If you allow your brain and body to follow this pattern you will have a much more manageable experience of the conference.

Too much anxiety degrades your performance and leads to burnout. For me, at least, one espresso is good, two espressos are better, three espressos spells disaster.

The Yerkes-Dodson anxiety-performance curve.

But there are threats to navigate!

The previous section talks about how you navigate your inner emotional landscape and the small steps you can take to signal to your body and emotions that you are not being chased across the landscape by a bear.

But the external landscape does contain threats.

I mentioned the hippocampus — the neural centre responsible for handling the brain’s access to stored memories AND for processing threat appraisals. That is an interesting combination, hey. It makes a lot of sense, since we use memories of past experience as a resource to interpret our present-day environment and detect potential threats. But it may also explain why we are prone to post-traumatic stress disorder, where tiny innocuous cues in our present moment experience can trigger very sudden and massively disproportionate physical and emotional responses based on past experience of traumatic events.

It is less well understood that collectives can suffer trauma as well. The sociologist Kai Erikson described the community trauma that occurs in the wake of natural disasters and human-made ecological crises. When a traumatised community is reminded of past crises and conflicts, it can re-enact those conflicts in the present moment. Working in HIV we are constantly dealing with the collective trauma of the early decades of the epidemic, whether we realise it or not, and that poses a major challenge from a self-care perspective.

If you are new to the HIV response, either the local Australian response or the international level, you are unfamiliar with the social and emotional landscape. You may not know the history of crisis and conflict, and you don’t know which issues are landmines ready to explode.

Think back over the major debates of the last 20 years. In the mid 2000s there was a huge conflict over the emergence of a distinct practice known as barebacking, with people calling for Tony Valenzuela’s head on a platter after he acknowleged barebacking with other poz guys in a Rolling Stone article. Just six years later, we went through that process again with intense backlash and moral panic about PrEP use enabling HIV-negative men to have condomless sex.

So I really want to emphasise:

– We need to ensure that newbies are mentored in the history of past crises and conflict so they can anticipate which topics can provoke unexpectedly strong responses.

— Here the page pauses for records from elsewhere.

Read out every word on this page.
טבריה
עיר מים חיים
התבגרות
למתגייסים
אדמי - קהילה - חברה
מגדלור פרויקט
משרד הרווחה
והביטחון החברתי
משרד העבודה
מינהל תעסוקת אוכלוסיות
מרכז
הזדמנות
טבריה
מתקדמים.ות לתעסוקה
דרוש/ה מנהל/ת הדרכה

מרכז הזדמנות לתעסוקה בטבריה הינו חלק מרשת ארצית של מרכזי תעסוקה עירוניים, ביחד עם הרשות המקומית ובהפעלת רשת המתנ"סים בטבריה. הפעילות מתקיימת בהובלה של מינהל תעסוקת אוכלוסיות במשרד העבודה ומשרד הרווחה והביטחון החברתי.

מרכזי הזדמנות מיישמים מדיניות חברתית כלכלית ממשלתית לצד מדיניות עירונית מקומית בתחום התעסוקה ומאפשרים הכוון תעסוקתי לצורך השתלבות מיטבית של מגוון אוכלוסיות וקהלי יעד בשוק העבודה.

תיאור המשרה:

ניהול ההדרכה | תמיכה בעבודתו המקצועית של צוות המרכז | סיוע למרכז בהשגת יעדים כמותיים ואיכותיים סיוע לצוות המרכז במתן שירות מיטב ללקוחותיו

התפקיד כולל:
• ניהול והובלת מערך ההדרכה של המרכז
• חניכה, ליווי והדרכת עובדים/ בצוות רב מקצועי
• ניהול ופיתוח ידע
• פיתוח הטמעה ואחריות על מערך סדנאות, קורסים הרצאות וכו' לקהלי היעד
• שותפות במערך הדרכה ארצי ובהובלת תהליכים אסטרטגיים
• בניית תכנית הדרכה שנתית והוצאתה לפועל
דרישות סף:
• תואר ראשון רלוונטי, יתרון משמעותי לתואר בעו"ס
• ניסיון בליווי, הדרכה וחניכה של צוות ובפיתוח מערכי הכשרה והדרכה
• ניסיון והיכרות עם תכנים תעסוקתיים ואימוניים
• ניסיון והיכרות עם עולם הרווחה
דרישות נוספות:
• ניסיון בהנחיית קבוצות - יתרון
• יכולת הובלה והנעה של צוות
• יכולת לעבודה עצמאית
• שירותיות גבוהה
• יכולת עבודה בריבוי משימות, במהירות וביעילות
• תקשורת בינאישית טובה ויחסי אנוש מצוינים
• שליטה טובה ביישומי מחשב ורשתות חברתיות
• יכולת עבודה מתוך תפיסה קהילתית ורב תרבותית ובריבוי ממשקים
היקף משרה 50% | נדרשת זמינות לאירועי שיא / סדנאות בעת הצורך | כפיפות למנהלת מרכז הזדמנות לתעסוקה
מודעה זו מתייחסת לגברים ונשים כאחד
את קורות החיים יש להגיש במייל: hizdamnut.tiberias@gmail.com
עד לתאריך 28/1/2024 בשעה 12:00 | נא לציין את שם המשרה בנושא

– Be aware that your appraisal of threats can be altered when you are heavily caffeinated and tired and emotional after a week of conferencing. You may feel more punchy and ready for a fight. Resist the urge!

What happens if I get Covid?

This is going to happen to some proportion of you. It is probably inevitable given we’re bringing together people from all over the world to mingle and swap the latest and greatest strains of the virus.

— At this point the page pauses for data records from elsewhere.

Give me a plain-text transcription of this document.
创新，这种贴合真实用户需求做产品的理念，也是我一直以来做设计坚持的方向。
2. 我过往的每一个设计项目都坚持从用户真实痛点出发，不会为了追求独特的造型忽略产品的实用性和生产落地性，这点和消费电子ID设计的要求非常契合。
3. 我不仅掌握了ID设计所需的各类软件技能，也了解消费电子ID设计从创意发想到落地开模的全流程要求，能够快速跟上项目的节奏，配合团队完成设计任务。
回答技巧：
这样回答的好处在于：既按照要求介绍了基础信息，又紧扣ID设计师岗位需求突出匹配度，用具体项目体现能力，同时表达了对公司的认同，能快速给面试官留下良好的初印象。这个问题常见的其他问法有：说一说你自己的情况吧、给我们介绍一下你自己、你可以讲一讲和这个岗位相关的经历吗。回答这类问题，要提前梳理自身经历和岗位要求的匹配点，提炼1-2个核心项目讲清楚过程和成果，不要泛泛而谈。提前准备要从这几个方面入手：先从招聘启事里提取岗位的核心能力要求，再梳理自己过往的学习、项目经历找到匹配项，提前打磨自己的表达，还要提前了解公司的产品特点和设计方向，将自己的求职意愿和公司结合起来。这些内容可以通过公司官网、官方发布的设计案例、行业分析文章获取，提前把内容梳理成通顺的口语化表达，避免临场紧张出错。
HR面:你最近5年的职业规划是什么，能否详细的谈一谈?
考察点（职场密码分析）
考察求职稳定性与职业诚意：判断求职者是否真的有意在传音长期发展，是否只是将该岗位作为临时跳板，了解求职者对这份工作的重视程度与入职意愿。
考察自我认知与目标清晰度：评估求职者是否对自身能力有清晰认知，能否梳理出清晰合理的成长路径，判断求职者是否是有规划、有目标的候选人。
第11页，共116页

I got Covid, first time, at the Montréal conference. I wore a mask as required on the plane over, I avoided the French triple airkiss and gave everyone I met a friendly wave instead, and then I went to the No Pants No Problem party. 

I did not enter the kissing competition that happened onstage, which is one of the queerest things I’ve ever seen in my LIFE, but I knew I was going to get Covid that night and I did. 

I ended up stuck in a hotel room for five days feeling pretty fucking sick but — we all make decisions about the risks and payoffs we will tolerate.

Here are some quick suggestions to consider:

1. Make sure you are up-to-date on your Boosters.

2. Wear a mask on the plane, through the airports, and wherever else it would make you feel safer — haters can eat Covid.

3. Remember to change your mask often, find and wear a comfortable one, and avoid handling the contaminated surfaces.

4. Pack some essentials in your first aid travel kit:

  • RATs.
  • ANTIHISTAMINES. The tablets you would take for allergies work fine, as will sleeping pills like Restavit or Seroquel. They will let you get some sleep without drowning in mucus.
  • PANADOL. To bring those fevers down!
  • HYDRALITE to help you stay hydrated!